Coding agents are making it easier to rewrite entire codebases in different languages, and companies are starting to notice.
The Programming Language Lock-In Is Breaking

Mitchell Hashimoto has been thinking out loud about what it means that Bun just ported itself from Zig to Rust in about two weeks. His take: programming languages used to be lock-in, and they’re increasingly not.

That’s the kind of observation that sounds obvious until you realize what it actually implies. Bun didn’t just add Rust support or refactor a subsystem. They rewrote the runtime. The thing that executes JavaScript. In a different language. In two weeks.

Hashimoto’s point is that this makes Rust expendable too. “It’s useful until it’s not then it can be thrown out,” he wrote. If you can rewrite your core product that quickly, language choice becomes a tactical decision instead of a strategic one.

The conference story

Simon Willison picked up on this and shared a related anecdote.
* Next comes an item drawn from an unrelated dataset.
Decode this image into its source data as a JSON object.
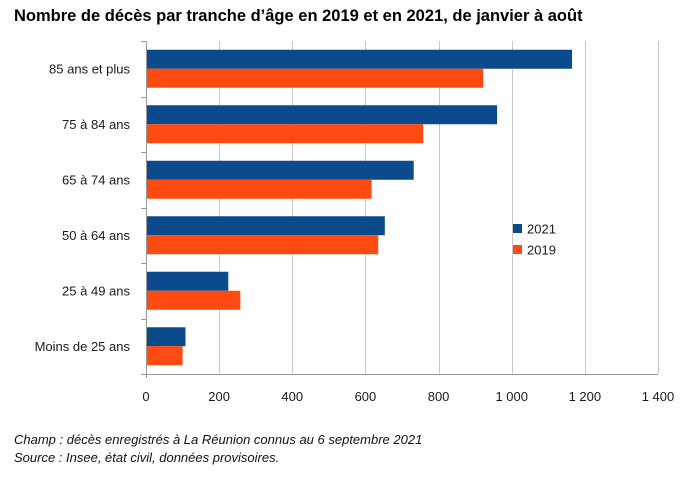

He was at a conference last week talking to someone from a medium-sized tech company with legacy iPhone and Android apps. They’d just finished an agent-driven rewrite of both apps to React Native.

The interesting part isn’t that they rewrote the apps. It’s why. Willison asked the obvious question: if coding agents make it cheaper to maintain separate native codebases, why move to React Native at all?
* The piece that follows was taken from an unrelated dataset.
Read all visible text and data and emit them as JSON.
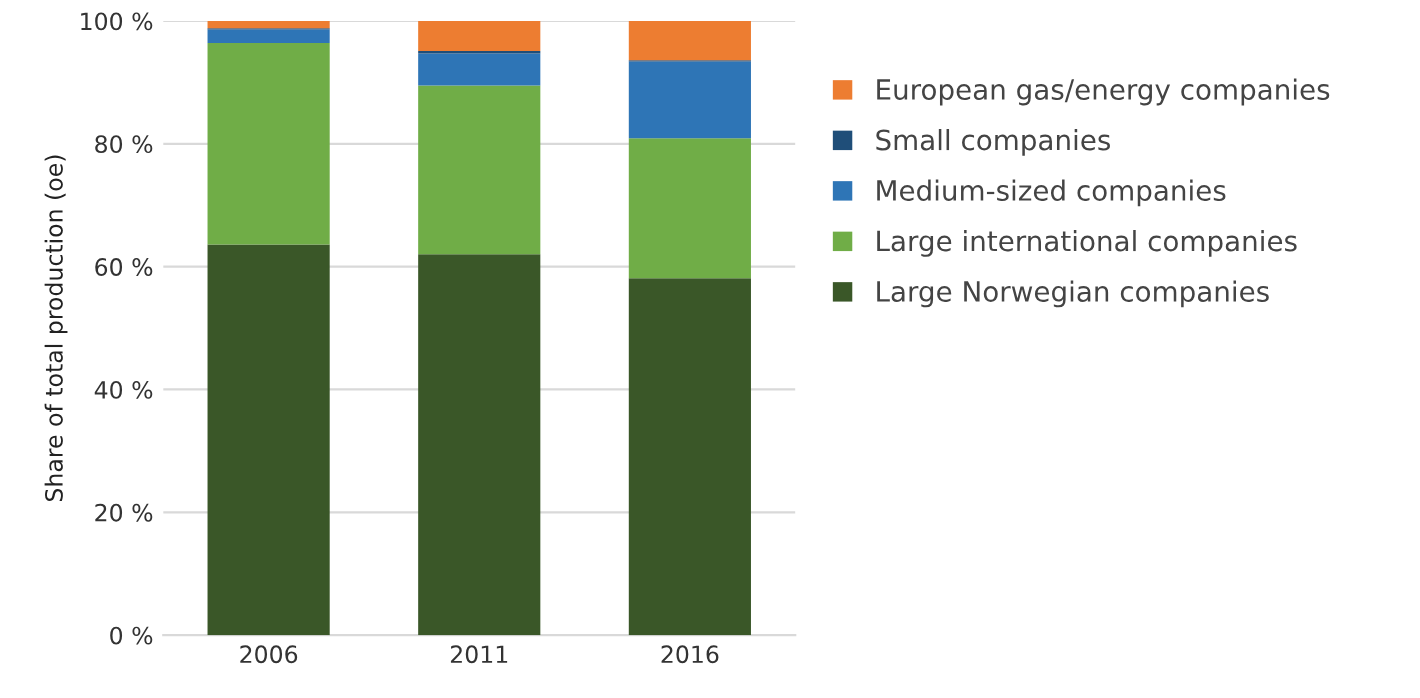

The answer isn’t in the post, but the question is the point. We’re used to thinking about cross-platform frameworks as a way to avoid duplicate work. But if AI can handle the duplicate work cheaply, maybe the calculus changes. Or maybe it doesn’t, and React Native still wins for other reasons. Either way, companies are running the experiment.

What this actually means

If you’re picking a language for a new project right now, this should matter to you. Not because you’re going to rewrite your codebase every quarter, but because the risk profile of language choice is changing.

Used to be that picking the wrong language meant years of technical debt. You’d be stuck with it until you had the resources for a rewrite, which might be never. Now the risk is more like picking the wrong framework. Still annoying to change, but not a decade-long commitment.

The Rust compiler team is apparently feeling this too. There’s an open pull request adding an LLM policy to rust-forge. The details matter less than the fact that they’re thinking about it. When a language’s core team is setting policy around AI-assisted development, that’s a signal about where things are going.

Who should care

If you’re starting a new project and agonizing over language choice, maybe agonize a little less. Pick something that works for your team right now. The future cost of being wrong is probably lower than you think.

If you’re maintaining a large codebase in a language your team doesn’t love anymore, the math on a rewrite might have changed. Not saying you should do it, but the cost-benefit analysis isn’t what it was two years ago.

If you’re a language designer, you’re competing on different terms now. Developer experience and ecosystem still matter, maybe more than before. But “we’ve already invested too much to switch” is becoming a weaker moat.

Who can ignore this

If you’re writing code that ships every few years and changing languages would require recertification or regulatory approval, you’re still locked in. Same if your codebase is entangled with platform-specific APIs that don’t map cleanly across languages.

And if you’re on a team that’s productive in your current language and not hitting any walls, there’s no reason to rewrite anything. The ability to switch languages easily doesn’t mean you should. It just means the decision is more reversible than it used to be.

The Bun rewrite is interesting because it’s not a proof of concept. It’s a production runtime that people actually use, and they rewrote it in the time it used to take to argue about whether to rewrite it. That’s the part that’s new.